ASK ABDI: HOW TO EMBRACE LIFE AND LEARN TO LIVE FOR THE FIRST TIME?
QUESTION: I have contemplated ending my own life many times, and grappled with the permanency of the decision to leave a life never to be lived again. Many times, I wasn’t able to completely “let go”, but there were times when I was ready and it was only the weight of knowing the damage that action would do to those who love me that kept me from doing the one big plunge. Ironically, now when I am finally ready to leave the world, I have come to the realization that I am unable to end my life (a very difficult act to do) with my own two hands, and no matter what happens, I must live it out, whatever it may be.
My struggle/mission (I can’t say I’ve been on a spiritual path, just trying to get out of the prison I built in my head) is to find a way to simply “be” - to feel life, self, and others as they pass. I have had many difficult experiences in my past and always believed that if I ever let all those things in my head be true, I would die. I fought very hard for this life, held on to hope (a silly little word that possesses amazing power) that I might make it, but I never thought I would. I have finally been able to let all of those scary awful things in my head - land at my heart center. I recently realized that I’ve survived. This doesn’t make me happy (this is confusing to me). I think my focus on getting out of my head and into the world, which I never thought existed for me, did not prepare me for life. In many ways, I’ve always been prepared for death. So, how to embrace life and learn to live for the first time? I know life is a beautiful thing, I just never thought it was for me. Thanks for your comments.
ANSWER: Your honesty and courage are astounding as well as so moving. As is your clarity. You have, in fact, lived and are living a true spiritual life. Spirituality is not about happiness nor relief from reality - but, in fact, having the courage to face life squarely. The “relief and happiness” (although I prefer the word serenity, as happiness can come and go) are byproducts of this act over time. As we face the scary demons we repress (which, when repressed, magnify infinitely) and allow them to “land at the heart center”, as you beautifully put it, healing occurs. Not fixing, not masking, and not sweeping it under the rug nor steeping in it; but genuine healing.
What you describe, the ”always being prepared for death” instead of living, is a part of all of us.
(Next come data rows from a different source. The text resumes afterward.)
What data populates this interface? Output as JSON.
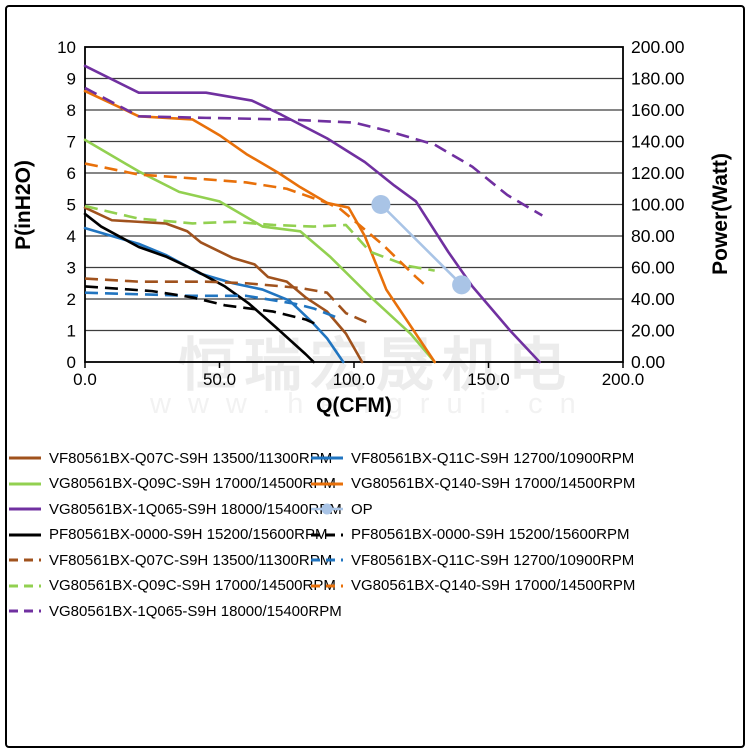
{
  "page": {
    "watermark_line1": "恒瑞宏晟机电",
    "watermark_line2": "www.hengrui.cn"
  },
  "chart_data": {
    "type": "line",
    "title": "",
    "xlabel": "Q(CFM)",
    "ylabel_left": "P(inH2O)",
    "ylabel_right": "Power(Watt)",
    "xlim": [
      0,
      200
    ],
    "ylim_left": [
      0,
      10
    ],
    "ylim_right": [
      0,
      200
    ],
    "grid": "horizontal-on",
    "legend_position": "bottom",
    "x_tick_values": [
      0,
      50,
      100,
      150,
      200
    ],
    "x_tick_labels": [
      "0.0",
      "50.0",
      "100.0",
      "150.0",
      "200.0"
    ],
    "y_left_tick_values": [
      0,
      1,
      2,
      3,
      4,
      5,
      6,
      7,
      8,
      9,
      10
    ],
    "y_left_tick_labels": [
      "0",
      "1",
      "2",
      "3",
      "4",
      "5",
      "6",
      "7",
      "8",
      "9",
      "10"
    ],
    "y_right_tick_values": [
      0,
      20,
      40,
      60,
      80,
      100,
      120,
      140,
      160,
      180,
      200
    ],
    "y_right_tick_labels": [
      "0.00",
      "20.00",
      "40.00",
      "60.00",
      "80.00",
      "100.00",
      "120.00",
      "140.00",
      "160.00",
      "180.00",
      "200.00"
    ],
    "series": [
      {
        "name": "VF80561BX-Q07C-S9H 13500/11300RPM",
        "role": "static-pressure",
        "color": "#A0521D",
        "style": "solid",
        "axis": "left",
        "markers": false,
        "points": [
          [
            0,
            4.9
          ],
          [
            10,
            4.5
          ],
          [
            30,
            4.4
          ],
          [
            38,
            4.15
          ],
          [
            43,
            3.8
          ],
          [
            55,
            3.3
          ],
          [
            63,
            3.1
          ],
          [
            68,
            2.7
          ],
          [
            75,
            2.55
          ],
          [
            82,
            2.05
          ],
          [
            90,
            1.6
          ],
          [
            97,
            0.9
          ],
          [
            103,
            0
          ]
        ]
      },
      {
        "name": "VF80561BX-Q11C-S9H 12700/10900RPM",
        "role": "static-pressure",
        "color": "#2175C0",
        "style": "solid",
        "axis": "left",
        "markers": false,
        "points": [
          [
            0,
            4.25
          ],
          [
            10,
            4.0
          ],
          [
            20,
            3.75
          ],
          [
            30,
            3.4
          ],
          [
            43,
            2.8
          ],
          [
            55,
            2.5
          ],
          [
            66,
            2.3
          ],
          [
            76,
            1.95
          ],
          [
            84,
            1.3
          ],
          [
            90,
            0.75
          ],
          [
            96,
            0
          ]
        ]
      },
      {
        "name": "VG80561BX-Q09C-S9H 17000/14500RPM",
        "role": "static-pressure",
        "color": "#92D050",
        "style": "solid",
        "axis": "left",
        "markers": false,
        "points": [
          [
            0,
            7.05
          ],
          [
            20,
            6.05
          ],
          [
            35,
            5.4
          ],
          [
            50,
            5.1
          ],
          [
            66,
            4.3
          ],
          [
            80,
            4.15
          ],
          [
            91,
            3.35
          ],
          [
            107,
            2.0
          ],
          [
            121,
            0.9
          ],
          [
            130,
            0
          ]
        ]
      },
      {
        "name": "VG80561BX-Q140-S9H 17000/14500RPM",
        "role": "static-pressure",
        "color": "#E8700A",
        "style": "solid",
        "axis": "left",
        "markers": false,
        "points": [
          [
            0,
            8.6
          ],
          [
            20,
            7.8
          ],
          [
            40,
            7.7
          ],
          [
            50,
            7.2
          ],
          [
            60,
            6.6
          ],
          [
            72,
            6.0
          ],
          [
            80,
            5.55
          ],
          [
            90,
            5.05
          ],
          [
            98,
            4.9
          ],
          [
            104,
            4.0
          ],
          [
            112,
            2.3
          ],
          [
            130,
            0
          ]
        ]
      },
      {
        "name": "PF80561BX-0000-S9H 15200/15600RPM",
        "role": "static-pressure",
        "color": "#000000",
        "style": "solid",
        "axis": "left",
        "markers": false,
        "points": [
          [
            0,
            4.7
          ],
          [
            6,
            4.3
          ],
          [
            20,
            3.65
          ],
          [
            30,
            3.35
          ],
          [
            40,
            2.95
          ],
          [
            52,
            2.4
          ],
          [
            61,
            1.85
          ],
          [
            71,
            1.1
          ],
          [
            82,
            0.25
          ],
          [
            85,
            0
          ]
        ]
      },
      {
        "name": "OP",
        "role": "operating-points",
        "color": "#A9C4E6",
        "style": "solid",
        "axis": "right",
        "markers": true,
        "points": [
          [
            110,
            100
          ],
          [
            140,
            49
          ]
        ]
      },
      {
        "name": "VG80561BX-1Q065-S9H 18000/15400RPM",
        "role": "static-pressure",
        "color": "#7030A0",
        "style": "solid",
        "axis": "left",
        "markers": false,
        "points": [
          [
            0,
            9.4
          ],
          [
            20,
            8.55
          ],
          [
            45,
            8.55
          ],
          [
            62,
            8.3
          ],
          [
            73,
            7.85
          ],
          [
            90,
            7.1
          ],
          [
            104,
            6.35
          ],
          [
            115,
            5.6
          ],
          [
            123,
            5.1
          ],
          [
            135,
            3.5
          ],
          [
            144,
            2.4
          ],
          [
            158,
            1.0
          ],
          [
            169,
            0
          ]
        ]
      },
      {
        "name": "VF80561BX-Q07C-S9H 13500/11300RPM",
        "role": "power",
        "color": "#A0521D",
        "style": "dashed",
        "axis": "right",
        "markers": false,
        "points": [
          [
            0,
            53
          ],
          [
            20,
            51
          ],
          [
            45,
            51
          ],
          [
            60,
            50
          ],
          [
            80,
            47
          ],
          [
            90,
            44
          ],
          [
            97,
            31
          ],
          [
            105,
            25
          ]
        ]
      },
      {
        "name": "VF80561BX-Q11C-S9H 12700/10900RPM",
        "role": "power",
        "color": "#2175C0",
        "style": "dashed",
        "axis": "right",
        "markers": false,
        "points": [
          [
            0,
            44
          ],
          [
            20,
            43
          ],
          [
            40,
            42
          ],
          [
            60,
            42
          ],
          [
            78,
            37
          ],
          [
            85,
            34
          ],
          [
            94,
            28
          ]
        ]
      },
      {
        "name": "PF80561BX-0000-S9H 15200/15600RPM",
        "role": "power",
        "color": "#000000",
        "style": "dashed",
        "axis": "right",
        "markers": false,
        "points": [
          [
            0,
            48
          ],
          [
            25,
            45
          ],
          [
            40,
            41
          ],
          [
            52,
            36
          ],
          [
            70,
            32
          ],
          [
            82,
            27
          ],
          [
            86,
            24
          ]
        ]
      },
      {
        "name": "VG80561BX-Q09C-S9H 17000/14500RPM",
        "role": "power",
        "color": "#92D050",
        "style": "dashed",
        "axis": "right",
        "markers": false,
        "points": [
          [
            0,
            99
          ],
          [
            20,
            91
          ],
          [
            40,
            88
          ],
          [
            55,
            89
          ],
          [
            70,
            87
          ],
          [
            85,
            86
          ],
          [
            97,
            87
          ],
          [
            106,
            70
          ],
          [
            120,
            61
          ],
          [
            130,
            58
          ]
        ]
      },
      {
        "name": "VG80561BX-Q140-S9H 17000/14500RPM",
        "role": "power",
        "color": "#E8700A",
        "style": "dashed",
        "axis": "right",
        "markers": false,
        "points": [
          [
            0,
            126
          ],
          [
            20,
            119
          ],
          [
            45,
            116
          ],
          [
            60,
            114
          ],
          [
            75,
            110
          ],
          [
            90,
            101
          ],
          [
            95,
            97
          ],
          [
            111,
            74
          ],
          [
            123,
            54
          ],
          [
            127,
            48
          ]
        ]
      },
      {
        "name": "VG80561BX-1Q065-S9H 18000/15400RPM",
        "role": "power",
        "color": "#7030A0",
        "style": "dashed",
        "axis": "right",
        "markers": false,
        "points": [
          [
            0,
            174
          ],
          [
            20,
            156
          ],
          [
            45,
            155
          ],
          [
            75,
            154
          ],
          [
            100,
            152
          ],
          [
            112,
            147
          ],
          [
            130,
            138
          ],
          [
            144,
            124
          ],
          [
            157,
            106
          ],
          [
            170,
            93
          ]
        ]
      }
    ]
  },
  "legend": {
    "left": [
      {
        "label": "VF80561BX-Q07C-S9H 13500/11300RPM",
        "color": "#A0521D",
        "style": "solid"
      },
      {
        "label": "VG80561BX-Q09C-S9H 17000/14500RPM",
        "color": "#92D050",
        "style": "solid"
      },
      {
        "label": "VG80561BX-1Q065-S9H 18000/15400RPM",
        "color": "#7030A0",
        "style": "solid"
      },
      {
        "label": "PF80561BX-0000-S9H 15200/15600RPM",
        "color": "#000000",
        "style": "solid"
      },
      {
        "label": "VF80561BX-Q07C-S9H 13500/11300RPM",
        "color": "#A0521D",
        "style": "dashed"
      },
      {
        "label": "VG80561BX-Q09C-S9H 17000/14500RPM",
        "color": "#92D050",
        "style": "dashed"
      },
      {
        "label": "VG80561BX-1Q065-S9H 18000/15400RPM",
        "color": "#7030A0",
        "style": "dashed"
      }
    ],
    "right": [
      {
        "label": "VF80561BX-Q11C-S9H 12700/10900RPM",
        "color": "#2175C0",
        "style": "solid"
      },
      {
        "label": "VG80561BX-Q140-S9H 17000/14500RPM",
        "color": "#E8700A",
        "style": "solid"
      },
      {
        "label": "OP",
        "color": "#A9C4E6",
        "style": "op"
      },
      {
        "label": "PF80561BX-0000-S9H 15200/15600RPM",
        "color": "#000000",
        "style": "dashed"
      },
      {
        "label": "VF80561BX-Q11C-S9H 12700/10900RPM",
        "color": "#2175C0",
        "style": "dashed"
      },
      {
        "label": "VG80561BX-Q140-S9H 17000/14500RPM",
        "color": "#E8700A",
        "style": "dashed"
      }
    ]
  }
}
Very few of us are fully living, most of us are merely surviving if not courting death on some level. Romancing death is not just about the intention to end life, but the many ways that we betray our life force. This can take many shapes, be it assuming roles or relationships that are killing us or the fact that we never risk being vulnerable, and hence never reveal ourselves to anyone. Especially ourselves. One function of the death exercise is to make us realize how impermanent life is. From this experience, we can gain the permission and courage to live as a free being. Instead of a slave to some repressed part of ourselves or the culture that we are steeped in.
Your “struggle/mission... to find a way to simply 'be' - to feel life, self, and others as they pass” is the ultimate spiritual practice. And it is not easy given all of our wounding, which makes us judge ourselves so harshly, and hence everyone and thing around us. So the healing of oneself is the ultimate gift to those around us, as it allows us to accept others in their limitations, since we have done the same for ourselves.
You say, “I recently realized that I’ve survived. This doesn’t make me happy (this is confusing to me).” You have just come out of surgery. And maybe you have some rehabilitation under your belt. Now is the time to find out what brings you joy. Go out there and be present to life. Make connections. Experience things. We give up much to be in these bodies and can sometimes forget to make use of them. You have survived; now find out what it feels like to live.
Thank you for your courage in the decision to choose life. Not to just stay alive, but to actually choose life. I, for one, know this plane is a better place to walk on because you have faced your Self. And that you are out there walking it with me.